If waving a stick is too easy and effective for your taste, you might want to investigate becoming a spider-avoiding ninja. The ninja has studied spider behavior and web design at all eight feet of the masters. He knows that Spider chooses to build his webs over the road where he finds nearby branches to anchor to, so the ninja avoids overhanging branches and shrubs that encroach upon the road. He takes note of anything floating in mid-air. He is ever watchful while passing such situations and, should a plump, juicy spider and web suddenly appear before his eyes, he stops instantly many times just inches from the web.

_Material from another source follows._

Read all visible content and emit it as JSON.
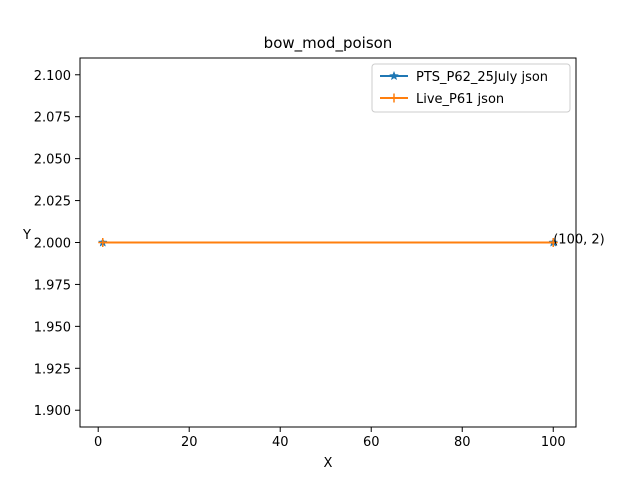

Then there are other times. Often he stops, but not before his face is pressing ever so lightly into the web. In these cases, resisting the urge to squeal like a little girl, he leans his head back and pirouettes in the direction of the closest overhanging branch or shrub, which is certain to be what the web is most firmly anchored to. As he rolls his body back away from the web, this gentle treatment keeps the web intact, and the ninja is away and free rather than clawing spider-web off of his face. Continuing his 360-degree circle, the ninja steps to the other side of the road to continue, because Spider finds it easier to build a web from a branch to the ground than from one branch to another, chances are good that the web only covers one side of the road.